Genesis Magma Racing has fired up the engine of its GMR-001 LMDh car for the first time. Overseen by parent company Hyundai Motorsport’s head of powertrain, Julien Moncet, and engine workshop leader Rob Benson, the fire-up procedure went exactly as planned, the team says.
The event – described by Genesis Magma Racing team principal Cyril Abiteboul as “the first heartbeat” of the project – marked a key step in the development of the GMR-001, which will take Genesis Magma Racing into the Hypercar class of the FIA World Endurance Championship in 2026.
GMR-001 will use a powertrain based on an engine designed for Hyundai’s WRC car, albeit in V8 form. Hyundai has built its engines in-house since 2017, having formerly used Pipo Moteurs-supplied powertrains. Having begun as a handful of engineers in 2013, the team’s powertrain department has grown to encompass design, workshop, testing, electronics and software departments, and is capable of developing a full engine.
Abiteboul said, “Hyundai Motorsport is the backbone of Genesis Magma Racing, and the development of the engine for the GMR-001 Hypercar is the perfect demonstration of this. We have a huge wealth of expertise at Hyundai Motorsport, so to develop the powertrain for the GMR-001 it was only natural to call on the people we have.”
“We have a very strong team in Hyundai Motorsport,” explained Moncet. “We have everyone working on the powertrain all together, so the communication is very good between the departments, feeding information back between simulations. This can speed up the development process and means we can immediately adapt as soon we see something, without losing time.”
WRC roots
The basic architecture of the V8 powerplant is derived from the inline four-cylinder WRC motor, with the two units sharing roughly 60% of their parts. The I4 engine, in turn, is based on the FIA’s Global Race Engine regulations.
“The I4 engine is a very, very sophisticated, very efficient engine,” said Hyundai Motorsport technical director François-Xavier Demaison. “It’s a proper race engine, so it’s a very good base for developing an engine for WEC. Rallying is a sort of endurance race, so for the 24 Hours of Le Mans, it’s a good place to start from.
“With the time we had available to develop the engine, we immediately knew we did not have time to completely design a new engine from scratch. For the main part of an engine you need a long time to design, validate and of course to produce. Every part needs to be tested over many kilometres, and the I4 engine from our World Rally Championship car has already been well proven. It became the logical step to carry over as many parts as possible from the four-cylinder engine.”
Design work on the V8 engine began in June 2024 and was completed four months later. The assembly of the first engine was undertaken in the first months of 2025 in time for the scheduled fire-up.
Moncet said, “The first part of the project was to extrapolate what we knew from the WRC engine into endurance racing, then we focused on making improvements to aspects like efficiency and reliability, design and simulation working hand-in-hand to define the engine. The assembly of the first engine always takes a bit more time, as we pay extra attention to the details because we don’t know the engine. We had to learn and build the documentation together.

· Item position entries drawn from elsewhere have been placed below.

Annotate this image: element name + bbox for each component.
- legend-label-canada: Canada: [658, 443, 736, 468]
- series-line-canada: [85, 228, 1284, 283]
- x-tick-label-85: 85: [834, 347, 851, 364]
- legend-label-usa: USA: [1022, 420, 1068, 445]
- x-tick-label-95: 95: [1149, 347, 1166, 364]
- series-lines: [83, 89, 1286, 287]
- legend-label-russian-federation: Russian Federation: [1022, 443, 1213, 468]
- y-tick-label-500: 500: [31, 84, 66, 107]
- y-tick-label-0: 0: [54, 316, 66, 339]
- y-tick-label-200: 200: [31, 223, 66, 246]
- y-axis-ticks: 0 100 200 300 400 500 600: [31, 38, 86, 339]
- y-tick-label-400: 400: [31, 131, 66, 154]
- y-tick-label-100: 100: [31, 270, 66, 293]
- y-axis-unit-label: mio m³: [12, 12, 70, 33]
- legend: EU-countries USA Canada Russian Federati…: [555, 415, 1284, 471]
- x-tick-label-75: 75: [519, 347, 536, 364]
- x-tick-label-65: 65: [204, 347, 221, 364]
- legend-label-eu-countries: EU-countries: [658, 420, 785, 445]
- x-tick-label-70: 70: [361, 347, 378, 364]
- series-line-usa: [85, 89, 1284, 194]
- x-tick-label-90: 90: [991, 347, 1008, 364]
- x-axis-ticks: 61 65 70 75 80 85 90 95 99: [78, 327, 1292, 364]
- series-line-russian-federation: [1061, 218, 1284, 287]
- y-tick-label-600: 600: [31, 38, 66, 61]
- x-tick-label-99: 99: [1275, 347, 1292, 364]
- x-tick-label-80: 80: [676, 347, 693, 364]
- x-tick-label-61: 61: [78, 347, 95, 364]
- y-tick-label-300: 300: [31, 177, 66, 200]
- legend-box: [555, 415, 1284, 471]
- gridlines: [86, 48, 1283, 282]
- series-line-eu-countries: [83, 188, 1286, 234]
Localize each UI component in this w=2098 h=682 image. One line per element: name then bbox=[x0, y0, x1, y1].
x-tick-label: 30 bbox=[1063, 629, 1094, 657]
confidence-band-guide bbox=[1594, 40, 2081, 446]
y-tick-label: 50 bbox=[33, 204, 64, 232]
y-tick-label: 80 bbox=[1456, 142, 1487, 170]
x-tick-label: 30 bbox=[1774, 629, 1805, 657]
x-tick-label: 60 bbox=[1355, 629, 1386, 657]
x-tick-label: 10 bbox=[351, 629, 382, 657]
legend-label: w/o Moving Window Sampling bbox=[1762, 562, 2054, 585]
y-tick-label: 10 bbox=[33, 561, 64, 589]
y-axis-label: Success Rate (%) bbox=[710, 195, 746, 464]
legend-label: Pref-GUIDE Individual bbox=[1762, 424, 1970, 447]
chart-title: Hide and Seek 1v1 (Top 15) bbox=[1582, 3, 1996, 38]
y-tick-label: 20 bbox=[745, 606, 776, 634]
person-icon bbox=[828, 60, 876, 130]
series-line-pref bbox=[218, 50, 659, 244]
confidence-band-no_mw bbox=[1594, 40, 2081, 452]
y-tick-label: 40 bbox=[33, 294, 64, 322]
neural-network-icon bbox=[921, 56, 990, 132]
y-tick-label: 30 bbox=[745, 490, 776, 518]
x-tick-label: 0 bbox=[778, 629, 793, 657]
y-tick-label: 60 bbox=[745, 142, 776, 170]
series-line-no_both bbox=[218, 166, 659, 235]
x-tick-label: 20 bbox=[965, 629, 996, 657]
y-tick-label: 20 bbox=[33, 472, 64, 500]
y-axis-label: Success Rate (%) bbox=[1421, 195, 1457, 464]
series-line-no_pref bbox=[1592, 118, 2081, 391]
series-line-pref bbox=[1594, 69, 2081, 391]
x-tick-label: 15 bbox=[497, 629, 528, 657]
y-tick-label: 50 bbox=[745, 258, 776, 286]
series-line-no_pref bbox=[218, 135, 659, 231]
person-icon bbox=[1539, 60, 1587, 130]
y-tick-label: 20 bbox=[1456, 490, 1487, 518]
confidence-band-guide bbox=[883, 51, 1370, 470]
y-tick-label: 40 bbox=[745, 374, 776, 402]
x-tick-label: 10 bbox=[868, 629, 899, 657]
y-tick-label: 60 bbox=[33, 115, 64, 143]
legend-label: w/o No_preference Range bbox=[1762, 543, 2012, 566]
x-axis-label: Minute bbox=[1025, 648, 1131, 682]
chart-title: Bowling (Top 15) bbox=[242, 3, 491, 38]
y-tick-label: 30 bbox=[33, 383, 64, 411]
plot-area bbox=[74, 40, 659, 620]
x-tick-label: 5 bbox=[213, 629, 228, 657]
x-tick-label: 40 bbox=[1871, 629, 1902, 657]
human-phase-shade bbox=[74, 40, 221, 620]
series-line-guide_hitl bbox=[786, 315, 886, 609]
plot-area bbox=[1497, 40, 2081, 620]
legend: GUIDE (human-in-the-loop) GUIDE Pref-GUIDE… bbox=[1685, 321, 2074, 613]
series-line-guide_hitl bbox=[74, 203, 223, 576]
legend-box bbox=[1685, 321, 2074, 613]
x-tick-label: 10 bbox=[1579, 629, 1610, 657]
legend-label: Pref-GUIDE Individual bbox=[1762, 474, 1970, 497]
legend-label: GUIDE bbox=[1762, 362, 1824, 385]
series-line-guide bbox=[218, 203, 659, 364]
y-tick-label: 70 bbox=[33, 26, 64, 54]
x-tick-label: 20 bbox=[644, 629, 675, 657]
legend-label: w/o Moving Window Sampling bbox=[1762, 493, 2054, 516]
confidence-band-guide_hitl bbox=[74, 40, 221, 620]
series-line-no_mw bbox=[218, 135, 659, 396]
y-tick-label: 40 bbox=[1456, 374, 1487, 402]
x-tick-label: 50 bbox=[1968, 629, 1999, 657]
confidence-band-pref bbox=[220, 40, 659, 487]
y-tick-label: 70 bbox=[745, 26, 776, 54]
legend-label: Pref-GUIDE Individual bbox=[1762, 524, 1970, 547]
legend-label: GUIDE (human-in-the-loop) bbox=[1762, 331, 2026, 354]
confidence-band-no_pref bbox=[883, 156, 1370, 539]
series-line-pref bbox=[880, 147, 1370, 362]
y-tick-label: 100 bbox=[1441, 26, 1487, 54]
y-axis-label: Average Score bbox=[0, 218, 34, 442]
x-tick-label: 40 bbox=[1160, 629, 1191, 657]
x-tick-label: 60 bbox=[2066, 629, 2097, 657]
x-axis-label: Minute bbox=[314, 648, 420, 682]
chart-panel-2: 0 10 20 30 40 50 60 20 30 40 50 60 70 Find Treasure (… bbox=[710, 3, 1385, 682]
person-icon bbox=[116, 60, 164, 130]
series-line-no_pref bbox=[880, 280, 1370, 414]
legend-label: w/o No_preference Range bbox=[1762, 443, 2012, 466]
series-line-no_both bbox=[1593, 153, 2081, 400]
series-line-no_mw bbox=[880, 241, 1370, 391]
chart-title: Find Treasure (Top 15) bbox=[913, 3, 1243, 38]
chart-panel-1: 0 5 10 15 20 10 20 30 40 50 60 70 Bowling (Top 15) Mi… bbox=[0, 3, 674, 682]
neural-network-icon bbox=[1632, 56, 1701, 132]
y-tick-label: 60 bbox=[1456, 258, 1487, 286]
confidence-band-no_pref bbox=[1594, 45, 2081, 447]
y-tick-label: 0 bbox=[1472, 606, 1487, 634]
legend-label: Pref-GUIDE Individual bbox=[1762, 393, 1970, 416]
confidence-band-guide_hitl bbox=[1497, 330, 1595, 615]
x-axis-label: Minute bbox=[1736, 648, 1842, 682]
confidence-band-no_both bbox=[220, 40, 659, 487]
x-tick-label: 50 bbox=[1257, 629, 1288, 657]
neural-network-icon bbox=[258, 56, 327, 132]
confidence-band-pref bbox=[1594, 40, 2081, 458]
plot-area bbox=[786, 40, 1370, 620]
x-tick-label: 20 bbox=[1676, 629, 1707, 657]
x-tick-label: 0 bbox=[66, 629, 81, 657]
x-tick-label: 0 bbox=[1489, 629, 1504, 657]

It took about three or four weeks, but we completed the first fire-up exactly as scheduled.”
Further technical details of the engine and powertrain will be revealed later in the development process.
Successful fire-up launches next stage of engine testing
Hyundai Motorsport engineers, working with their Genesis Magma Racing colleagues, will now focus on completing a series of bench tests with the engine, before connecting it first to the car’s gearbox and finally the hybrid unit common to all LMDh-specification cars.
Abiteboul expanded on the future steps for the engine development: “After the first crank and the first revs in a steady state, we will progressively add more heat into the system, performing long runs. Then with different dynos we can test in a more dynamic way, more closely reproducing the cycles the engine will do around a racetrack like Le Mans. We can test equipped to the gearbox and the hybrid system until we have the full powertrain.”